Hive OS Diskless PXE

Todd_Prange · April 7, 2021, 7:43pm

What miners have been tested with the Nvidia drivers? I have been able to mine ubiq with phoenixminer but not able to mine RVN with NBMiner. Below is the error in the miner log file.

[14:41:44] ERROR - CUDA Error: PTX JIT compiler library not found (err_no=221)
[14:41:44] ERROR - Device 8 exception, exit …
[14:41:44] ERROR - CUDA Error: PTX JIT compiler library not found (err_no=221)
[14:41:44] ERROR - Device 11 exception, exit …
free(): corrupted unsorted chunks
[14:41:45] ERROR - !!!
[14:41:45] ERROR - Mining program unexpected exit.
[14:41:45] ERROR - Code: 11, Reason: Process crashed
[14:41:45] ERROR - Restart miner after 10 secs …
[14:41:45] ERROR - !!!

Todd_Prange · April 8, 2021, 7:02pm

I was able to get past this error by installing the nvidia-cuda-toolkit to the image.

apt install nvidia-cuda-toolkit -y

Corescientific · May 5, 2021, 9:59pm

Is there anyway to enable Nvidia with PXE? We have around 600 rigs that use Nvidia cards (mostly p106) and we want to move to net boot for stablity.

Cas · June 8, 2021, 3:49pm

Current version appears to have an issue booting out of the box… seems to be an issue in initrd-ram.img:/scripts/nfs where $fs_size is calculated and passed in the pipe to ps on line 73 & 74.
I’m currently testing 100% virtual before I roll this out to a production rig for testing - I see the client pull the file from the nginx server but it fails with an error.

Download and extract FS to RAM
pve: option requires an argument – ‘s’
Try `pv --help’ for more information.
xz: (stdin): File format not recognized
tar: Child returned status 1
tar: Error is not recoverable: exiting now

Which then results in a cascade of failures on boot.
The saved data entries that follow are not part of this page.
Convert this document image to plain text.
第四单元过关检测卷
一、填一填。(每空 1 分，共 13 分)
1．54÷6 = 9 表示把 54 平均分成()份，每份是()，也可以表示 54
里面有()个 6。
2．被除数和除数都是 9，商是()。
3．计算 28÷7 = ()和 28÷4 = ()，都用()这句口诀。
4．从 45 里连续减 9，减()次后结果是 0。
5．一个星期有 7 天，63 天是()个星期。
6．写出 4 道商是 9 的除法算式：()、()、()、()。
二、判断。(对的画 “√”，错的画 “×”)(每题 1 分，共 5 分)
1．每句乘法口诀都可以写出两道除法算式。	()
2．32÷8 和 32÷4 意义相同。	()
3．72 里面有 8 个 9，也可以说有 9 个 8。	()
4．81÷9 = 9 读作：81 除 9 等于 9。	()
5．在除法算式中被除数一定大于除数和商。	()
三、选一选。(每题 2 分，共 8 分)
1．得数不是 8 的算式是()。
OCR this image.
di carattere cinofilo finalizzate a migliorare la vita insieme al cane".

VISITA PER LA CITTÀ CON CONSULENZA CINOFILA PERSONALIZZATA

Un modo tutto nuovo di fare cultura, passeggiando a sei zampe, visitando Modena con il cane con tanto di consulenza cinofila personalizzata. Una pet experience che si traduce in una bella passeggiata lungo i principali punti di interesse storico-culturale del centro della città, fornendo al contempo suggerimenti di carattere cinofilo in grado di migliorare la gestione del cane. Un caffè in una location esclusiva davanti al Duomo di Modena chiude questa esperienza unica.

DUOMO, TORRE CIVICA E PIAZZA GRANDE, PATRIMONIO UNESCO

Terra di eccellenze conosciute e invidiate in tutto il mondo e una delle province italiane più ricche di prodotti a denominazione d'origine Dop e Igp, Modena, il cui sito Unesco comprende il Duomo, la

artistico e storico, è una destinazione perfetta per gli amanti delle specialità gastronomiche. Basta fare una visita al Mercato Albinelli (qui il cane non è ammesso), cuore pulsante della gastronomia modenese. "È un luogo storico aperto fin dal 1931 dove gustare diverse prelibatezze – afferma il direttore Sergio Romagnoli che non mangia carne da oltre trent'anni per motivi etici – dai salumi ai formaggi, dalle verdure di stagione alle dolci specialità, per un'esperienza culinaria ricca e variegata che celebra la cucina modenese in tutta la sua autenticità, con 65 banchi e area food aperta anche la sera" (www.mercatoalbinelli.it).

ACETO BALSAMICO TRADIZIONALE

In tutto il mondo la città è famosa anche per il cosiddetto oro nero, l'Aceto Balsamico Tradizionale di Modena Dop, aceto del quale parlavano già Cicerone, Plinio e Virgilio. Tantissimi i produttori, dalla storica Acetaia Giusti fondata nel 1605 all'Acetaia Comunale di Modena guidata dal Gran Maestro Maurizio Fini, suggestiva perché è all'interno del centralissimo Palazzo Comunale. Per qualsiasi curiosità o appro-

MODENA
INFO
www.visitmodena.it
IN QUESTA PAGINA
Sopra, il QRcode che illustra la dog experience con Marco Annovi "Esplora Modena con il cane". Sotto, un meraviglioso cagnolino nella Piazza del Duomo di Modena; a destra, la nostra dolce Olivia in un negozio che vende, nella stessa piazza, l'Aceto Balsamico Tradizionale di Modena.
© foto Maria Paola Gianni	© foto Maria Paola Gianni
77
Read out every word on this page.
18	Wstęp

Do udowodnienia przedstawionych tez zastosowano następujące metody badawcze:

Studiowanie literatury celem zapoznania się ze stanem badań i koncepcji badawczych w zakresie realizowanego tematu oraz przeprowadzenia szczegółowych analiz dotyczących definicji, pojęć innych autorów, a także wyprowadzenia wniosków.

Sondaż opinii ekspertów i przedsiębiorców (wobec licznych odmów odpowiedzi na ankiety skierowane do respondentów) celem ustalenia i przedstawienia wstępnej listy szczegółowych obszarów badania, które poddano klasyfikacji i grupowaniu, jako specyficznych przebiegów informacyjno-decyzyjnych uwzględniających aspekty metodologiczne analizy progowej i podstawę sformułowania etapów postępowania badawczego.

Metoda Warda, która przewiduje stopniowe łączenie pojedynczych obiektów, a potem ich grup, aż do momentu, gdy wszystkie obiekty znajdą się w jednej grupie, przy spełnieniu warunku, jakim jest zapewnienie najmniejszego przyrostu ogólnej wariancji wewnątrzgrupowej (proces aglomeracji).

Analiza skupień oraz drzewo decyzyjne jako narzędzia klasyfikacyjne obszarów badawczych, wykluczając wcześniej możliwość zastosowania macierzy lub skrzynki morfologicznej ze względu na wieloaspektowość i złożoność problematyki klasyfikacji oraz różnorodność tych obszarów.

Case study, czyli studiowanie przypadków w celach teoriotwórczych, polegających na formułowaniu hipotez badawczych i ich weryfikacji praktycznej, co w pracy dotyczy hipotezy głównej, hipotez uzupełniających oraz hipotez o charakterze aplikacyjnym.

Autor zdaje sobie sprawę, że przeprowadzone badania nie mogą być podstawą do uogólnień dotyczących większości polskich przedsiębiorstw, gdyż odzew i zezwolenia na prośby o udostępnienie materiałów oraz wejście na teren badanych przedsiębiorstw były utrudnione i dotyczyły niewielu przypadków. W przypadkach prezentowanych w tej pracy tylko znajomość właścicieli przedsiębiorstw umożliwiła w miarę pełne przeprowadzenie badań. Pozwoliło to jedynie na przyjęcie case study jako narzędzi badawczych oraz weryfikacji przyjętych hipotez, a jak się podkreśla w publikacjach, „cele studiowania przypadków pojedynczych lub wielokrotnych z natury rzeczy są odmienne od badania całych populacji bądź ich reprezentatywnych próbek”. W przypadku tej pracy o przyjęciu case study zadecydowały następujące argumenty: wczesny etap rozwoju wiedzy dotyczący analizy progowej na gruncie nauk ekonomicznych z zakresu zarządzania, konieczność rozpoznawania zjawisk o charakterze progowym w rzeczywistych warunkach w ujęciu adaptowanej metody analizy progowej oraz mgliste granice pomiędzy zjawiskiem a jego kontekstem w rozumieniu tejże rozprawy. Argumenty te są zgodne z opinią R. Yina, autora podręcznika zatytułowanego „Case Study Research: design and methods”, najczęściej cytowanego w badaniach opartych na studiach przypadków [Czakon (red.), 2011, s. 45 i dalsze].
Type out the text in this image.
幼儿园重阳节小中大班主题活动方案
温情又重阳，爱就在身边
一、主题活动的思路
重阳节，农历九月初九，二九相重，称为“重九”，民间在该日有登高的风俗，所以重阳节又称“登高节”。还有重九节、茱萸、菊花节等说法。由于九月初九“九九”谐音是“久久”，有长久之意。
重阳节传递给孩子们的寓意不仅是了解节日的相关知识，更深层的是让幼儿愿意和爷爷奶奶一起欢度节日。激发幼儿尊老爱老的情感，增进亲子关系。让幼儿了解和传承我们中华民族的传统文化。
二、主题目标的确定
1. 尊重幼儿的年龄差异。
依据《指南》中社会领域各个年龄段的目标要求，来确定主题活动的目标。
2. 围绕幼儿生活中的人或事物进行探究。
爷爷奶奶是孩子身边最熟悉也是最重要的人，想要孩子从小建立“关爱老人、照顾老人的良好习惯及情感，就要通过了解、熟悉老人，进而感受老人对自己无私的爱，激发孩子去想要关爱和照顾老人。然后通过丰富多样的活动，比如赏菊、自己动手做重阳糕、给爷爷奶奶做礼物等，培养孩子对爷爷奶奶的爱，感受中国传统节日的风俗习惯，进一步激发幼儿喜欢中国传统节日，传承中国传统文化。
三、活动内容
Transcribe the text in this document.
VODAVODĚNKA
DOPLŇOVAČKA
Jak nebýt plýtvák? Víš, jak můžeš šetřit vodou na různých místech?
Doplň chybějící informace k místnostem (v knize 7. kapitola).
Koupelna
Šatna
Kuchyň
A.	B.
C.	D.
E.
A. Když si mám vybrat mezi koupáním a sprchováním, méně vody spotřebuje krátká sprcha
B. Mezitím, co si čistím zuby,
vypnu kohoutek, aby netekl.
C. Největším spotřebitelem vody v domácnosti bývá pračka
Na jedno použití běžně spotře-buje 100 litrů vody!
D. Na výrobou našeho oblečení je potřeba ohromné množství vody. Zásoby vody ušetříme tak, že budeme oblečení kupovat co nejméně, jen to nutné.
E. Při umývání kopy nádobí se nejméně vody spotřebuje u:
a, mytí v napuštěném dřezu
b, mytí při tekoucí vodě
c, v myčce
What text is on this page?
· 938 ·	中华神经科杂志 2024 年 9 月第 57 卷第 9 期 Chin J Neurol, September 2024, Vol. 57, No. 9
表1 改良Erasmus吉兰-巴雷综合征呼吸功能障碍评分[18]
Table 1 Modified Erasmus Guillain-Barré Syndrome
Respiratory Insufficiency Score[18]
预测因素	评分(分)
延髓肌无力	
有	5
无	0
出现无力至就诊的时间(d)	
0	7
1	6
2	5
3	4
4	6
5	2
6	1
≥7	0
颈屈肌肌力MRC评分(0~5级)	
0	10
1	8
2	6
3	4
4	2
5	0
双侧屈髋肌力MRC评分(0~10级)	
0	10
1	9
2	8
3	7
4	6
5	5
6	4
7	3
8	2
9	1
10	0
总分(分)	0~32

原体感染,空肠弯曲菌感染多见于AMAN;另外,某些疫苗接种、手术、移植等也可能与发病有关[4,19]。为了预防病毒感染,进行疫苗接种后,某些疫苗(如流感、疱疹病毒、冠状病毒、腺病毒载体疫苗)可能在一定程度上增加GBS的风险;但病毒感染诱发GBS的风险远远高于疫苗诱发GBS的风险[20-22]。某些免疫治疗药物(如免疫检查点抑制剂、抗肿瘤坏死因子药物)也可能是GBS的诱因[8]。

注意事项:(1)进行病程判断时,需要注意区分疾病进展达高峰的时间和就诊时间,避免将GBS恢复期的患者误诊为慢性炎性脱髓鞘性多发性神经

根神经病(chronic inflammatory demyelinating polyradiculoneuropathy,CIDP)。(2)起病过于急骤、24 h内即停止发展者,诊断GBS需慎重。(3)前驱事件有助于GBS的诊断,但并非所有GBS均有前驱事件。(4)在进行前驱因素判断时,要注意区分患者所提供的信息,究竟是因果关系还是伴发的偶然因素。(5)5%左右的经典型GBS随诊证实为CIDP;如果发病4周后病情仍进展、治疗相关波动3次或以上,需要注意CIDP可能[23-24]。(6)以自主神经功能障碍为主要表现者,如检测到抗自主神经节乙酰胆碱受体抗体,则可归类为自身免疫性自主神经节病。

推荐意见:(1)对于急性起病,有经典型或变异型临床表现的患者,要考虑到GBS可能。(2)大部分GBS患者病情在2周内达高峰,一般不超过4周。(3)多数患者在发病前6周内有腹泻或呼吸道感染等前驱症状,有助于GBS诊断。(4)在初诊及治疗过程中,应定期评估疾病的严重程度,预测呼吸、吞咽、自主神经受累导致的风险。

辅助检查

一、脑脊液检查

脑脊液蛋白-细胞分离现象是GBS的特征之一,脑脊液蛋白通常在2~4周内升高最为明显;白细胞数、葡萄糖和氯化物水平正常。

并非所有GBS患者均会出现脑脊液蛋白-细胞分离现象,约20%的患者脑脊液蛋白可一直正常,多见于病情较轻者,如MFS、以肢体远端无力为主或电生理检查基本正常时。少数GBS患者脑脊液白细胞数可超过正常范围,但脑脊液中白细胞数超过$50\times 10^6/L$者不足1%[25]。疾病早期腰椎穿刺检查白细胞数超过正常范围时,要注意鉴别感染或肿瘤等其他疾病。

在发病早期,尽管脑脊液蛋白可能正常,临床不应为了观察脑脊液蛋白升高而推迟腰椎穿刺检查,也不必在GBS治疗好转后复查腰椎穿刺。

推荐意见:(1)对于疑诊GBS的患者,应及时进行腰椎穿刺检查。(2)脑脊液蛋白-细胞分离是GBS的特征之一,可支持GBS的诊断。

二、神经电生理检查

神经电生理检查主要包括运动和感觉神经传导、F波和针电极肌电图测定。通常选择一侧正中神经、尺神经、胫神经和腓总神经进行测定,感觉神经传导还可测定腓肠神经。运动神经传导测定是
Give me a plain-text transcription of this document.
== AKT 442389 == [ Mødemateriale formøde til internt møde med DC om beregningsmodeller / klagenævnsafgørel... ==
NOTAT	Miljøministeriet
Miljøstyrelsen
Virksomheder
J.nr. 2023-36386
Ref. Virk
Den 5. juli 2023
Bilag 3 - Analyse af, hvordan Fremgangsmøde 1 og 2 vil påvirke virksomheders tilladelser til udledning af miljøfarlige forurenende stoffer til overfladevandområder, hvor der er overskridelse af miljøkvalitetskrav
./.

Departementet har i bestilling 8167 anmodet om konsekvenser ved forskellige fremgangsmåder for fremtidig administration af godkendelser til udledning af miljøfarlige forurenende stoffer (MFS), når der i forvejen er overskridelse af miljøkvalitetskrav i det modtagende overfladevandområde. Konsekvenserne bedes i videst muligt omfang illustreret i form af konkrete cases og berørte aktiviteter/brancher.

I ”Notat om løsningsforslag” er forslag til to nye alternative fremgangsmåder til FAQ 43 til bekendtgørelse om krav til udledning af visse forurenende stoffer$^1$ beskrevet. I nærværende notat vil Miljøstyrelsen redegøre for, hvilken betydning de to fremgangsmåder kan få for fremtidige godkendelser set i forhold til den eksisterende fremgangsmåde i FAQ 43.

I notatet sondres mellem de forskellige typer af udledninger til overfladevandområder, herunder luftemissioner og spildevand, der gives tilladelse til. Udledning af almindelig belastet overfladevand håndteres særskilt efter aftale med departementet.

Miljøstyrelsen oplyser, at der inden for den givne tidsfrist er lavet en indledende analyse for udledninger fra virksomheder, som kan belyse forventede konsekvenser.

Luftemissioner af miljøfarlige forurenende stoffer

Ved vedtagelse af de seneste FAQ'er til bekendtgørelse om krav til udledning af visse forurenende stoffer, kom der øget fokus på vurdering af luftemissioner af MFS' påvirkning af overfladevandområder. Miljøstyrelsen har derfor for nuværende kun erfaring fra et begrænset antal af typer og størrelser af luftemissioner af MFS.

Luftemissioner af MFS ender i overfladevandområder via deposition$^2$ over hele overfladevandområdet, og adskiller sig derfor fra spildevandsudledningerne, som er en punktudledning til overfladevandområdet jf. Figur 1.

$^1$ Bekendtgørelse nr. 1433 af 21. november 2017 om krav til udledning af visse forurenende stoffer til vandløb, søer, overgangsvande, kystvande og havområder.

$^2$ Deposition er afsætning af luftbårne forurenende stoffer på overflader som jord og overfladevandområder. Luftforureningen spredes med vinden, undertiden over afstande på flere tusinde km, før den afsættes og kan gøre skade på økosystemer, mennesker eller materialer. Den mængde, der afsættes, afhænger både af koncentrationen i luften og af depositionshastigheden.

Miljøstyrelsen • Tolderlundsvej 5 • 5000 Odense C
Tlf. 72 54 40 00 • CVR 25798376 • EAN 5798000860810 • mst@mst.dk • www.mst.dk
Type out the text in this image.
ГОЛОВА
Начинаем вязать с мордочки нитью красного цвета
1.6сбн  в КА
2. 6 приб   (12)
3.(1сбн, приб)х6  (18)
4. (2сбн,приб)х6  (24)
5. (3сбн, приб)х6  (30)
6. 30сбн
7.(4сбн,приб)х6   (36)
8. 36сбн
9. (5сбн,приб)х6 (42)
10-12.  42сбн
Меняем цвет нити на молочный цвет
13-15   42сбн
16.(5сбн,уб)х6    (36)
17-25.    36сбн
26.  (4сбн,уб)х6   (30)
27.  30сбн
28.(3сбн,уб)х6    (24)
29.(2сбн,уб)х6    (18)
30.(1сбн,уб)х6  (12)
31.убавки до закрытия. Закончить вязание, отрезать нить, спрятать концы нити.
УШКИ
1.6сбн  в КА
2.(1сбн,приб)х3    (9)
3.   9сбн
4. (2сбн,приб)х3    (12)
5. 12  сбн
I never see the client request the tar.xz file from the nginx daemon according to logs.

I’ve tried fixing the error by unpacking the initrd-ram.img file, editing the file, and repacking. I’m new to PXE and manipulating the initrd image so I may not be packaging the .img file correctly seem to indicate the img is not being extracted properly by the client.

Any pointers would be much appreciated.

UPDATE and SOLVED:

I managed to solve the issue. It was definitely a problem on my end dealing with virutalization. I realize this is a fringe case as I am using a virtualized client for testing and won’t be using virtualized clients for production but I’m going to post my causality anyway in case anyone else is running into this issue.

I’ve managed to get the image file repacked properly. For anyone wondering how to do that the command I used which appears to work is: find . | cpio -H newc -o | gzip -9 > ~/initrd-ram.img

The issue appears to be with line 73 in /scripts/nfs which is:

fs_size=$(/bin/wget --spider ${httproot}${hive_fs_arch} 2>&1 | grep “Length” | awk ‘{print $2}’)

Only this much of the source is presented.